If I accepted your recommended third – and fourth, and fifth – course of chemotherapy, I would be left completely destroyed both physically and mentally. Living with chronic cancer is already bad enough: it destroys both the patient’s personality and her body. It puts unbearable strain on her relationships: even the strongest family members, friends and colleagues can crumble in the end and have to abandon the patient to preserve their own sanity.
For me, it’s important to die while I’m still me: while I can still laugh, with hair on my head, with my face recognisable. I want my daughters to remember me mooching around the Greek temples of Agrigento in Sicily and climbing to the crater or Vulcano, a mere two weeks after my last dose of chemotherapy – a triumph of will despite my destroyed muscles; I want them to remember me as I stood on the cliff overlooking Plémont Bay in Jersey, at the end of a day’s hike, in walking boots, with rucksack on my back, the last September of my life.
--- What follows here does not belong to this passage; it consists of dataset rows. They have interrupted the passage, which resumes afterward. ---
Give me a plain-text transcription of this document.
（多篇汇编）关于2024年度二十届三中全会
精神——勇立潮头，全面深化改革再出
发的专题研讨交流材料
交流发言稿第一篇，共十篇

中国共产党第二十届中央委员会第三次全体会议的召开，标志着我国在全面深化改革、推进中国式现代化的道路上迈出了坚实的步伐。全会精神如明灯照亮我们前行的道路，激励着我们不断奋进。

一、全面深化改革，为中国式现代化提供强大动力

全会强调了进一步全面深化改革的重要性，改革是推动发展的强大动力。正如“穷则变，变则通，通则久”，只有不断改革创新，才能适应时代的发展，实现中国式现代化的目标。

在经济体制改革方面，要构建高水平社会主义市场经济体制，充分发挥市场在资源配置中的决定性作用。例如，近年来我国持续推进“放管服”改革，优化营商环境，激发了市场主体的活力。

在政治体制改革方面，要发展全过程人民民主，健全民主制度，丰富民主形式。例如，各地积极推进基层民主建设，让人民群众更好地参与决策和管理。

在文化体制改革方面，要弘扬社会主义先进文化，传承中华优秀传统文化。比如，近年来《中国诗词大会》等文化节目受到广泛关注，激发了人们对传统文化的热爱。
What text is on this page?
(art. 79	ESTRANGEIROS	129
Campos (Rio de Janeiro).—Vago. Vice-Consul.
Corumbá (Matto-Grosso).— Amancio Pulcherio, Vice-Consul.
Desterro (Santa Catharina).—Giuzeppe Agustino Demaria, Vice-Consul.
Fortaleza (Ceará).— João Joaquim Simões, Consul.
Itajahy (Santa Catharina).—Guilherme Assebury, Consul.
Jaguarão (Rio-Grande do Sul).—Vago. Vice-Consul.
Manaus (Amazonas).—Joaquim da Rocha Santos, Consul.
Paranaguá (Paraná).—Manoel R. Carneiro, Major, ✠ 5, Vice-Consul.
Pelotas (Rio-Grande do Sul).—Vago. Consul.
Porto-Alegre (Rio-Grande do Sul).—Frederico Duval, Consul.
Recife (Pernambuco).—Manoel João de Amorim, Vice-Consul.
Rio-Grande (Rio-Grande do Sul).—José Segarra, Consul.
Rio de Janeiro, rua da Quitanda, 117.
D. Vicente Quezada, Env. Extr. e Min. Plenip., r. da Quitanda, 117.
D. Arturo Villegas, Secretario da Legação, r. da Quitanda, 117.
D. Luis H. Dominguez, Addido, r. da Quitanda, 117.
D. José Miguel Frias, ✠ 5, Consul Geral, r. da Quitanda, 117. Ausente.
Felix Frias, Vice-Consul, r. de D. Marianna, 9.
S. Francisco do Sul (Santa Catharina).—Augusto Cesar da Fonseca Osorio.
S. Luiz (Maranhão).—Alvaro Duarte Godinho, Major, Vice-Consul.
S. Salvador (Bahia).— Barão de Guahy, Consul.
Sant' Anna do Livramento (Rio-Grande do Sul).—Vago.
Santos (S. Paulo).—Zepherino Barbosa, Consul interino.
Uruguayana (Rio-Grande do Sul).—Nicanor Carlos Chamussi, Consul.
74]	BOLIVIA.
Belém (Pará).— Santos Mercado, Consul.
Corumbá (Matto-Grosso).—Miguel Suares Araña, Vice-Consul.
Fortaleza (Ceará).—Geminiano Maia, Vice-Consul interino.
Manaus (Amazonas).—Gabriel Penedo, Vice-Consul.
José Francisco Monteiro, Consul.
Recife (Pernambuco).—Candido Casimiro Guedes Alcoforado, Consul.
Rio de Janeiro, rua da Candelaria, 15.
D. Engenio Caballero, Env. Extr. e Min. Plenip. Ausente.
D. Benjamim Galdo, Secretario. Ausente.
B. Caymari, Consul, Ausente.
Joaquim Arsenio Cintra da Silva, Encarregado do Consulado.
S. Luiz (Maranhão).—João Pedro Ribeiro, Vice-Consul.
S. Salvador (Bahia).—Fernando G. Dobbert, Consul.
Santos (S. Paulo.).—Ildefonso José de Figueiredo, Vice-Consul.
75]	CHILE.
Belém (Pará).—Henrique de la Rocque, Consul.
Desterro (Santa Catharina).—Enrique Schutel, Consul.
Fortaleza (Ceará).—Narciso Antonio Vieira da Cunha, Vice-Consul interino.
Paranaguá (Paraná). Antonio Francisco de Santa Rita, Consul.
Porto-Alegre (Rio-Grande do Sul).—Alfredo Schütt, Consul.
I don’t want them to remember me as a hairless, wrinkled, shrivelled shapeless form on a hospital bed, with tubes leading out of every orifice or as a shrieking, intolerant harpy.
You told me I should expect to die before Christmas; at the moment it looks as if I might make it into January. For my family’s sake, I hope I will; dying at Christmas is shit timing. And we both know that I will suffer a lot more before I die. If I was a dog, you wouldn’t hesitate to put me down to spare me suffering but because I’m a human being, I’m denied euthanasia.
Have you thought about that yet, doctor?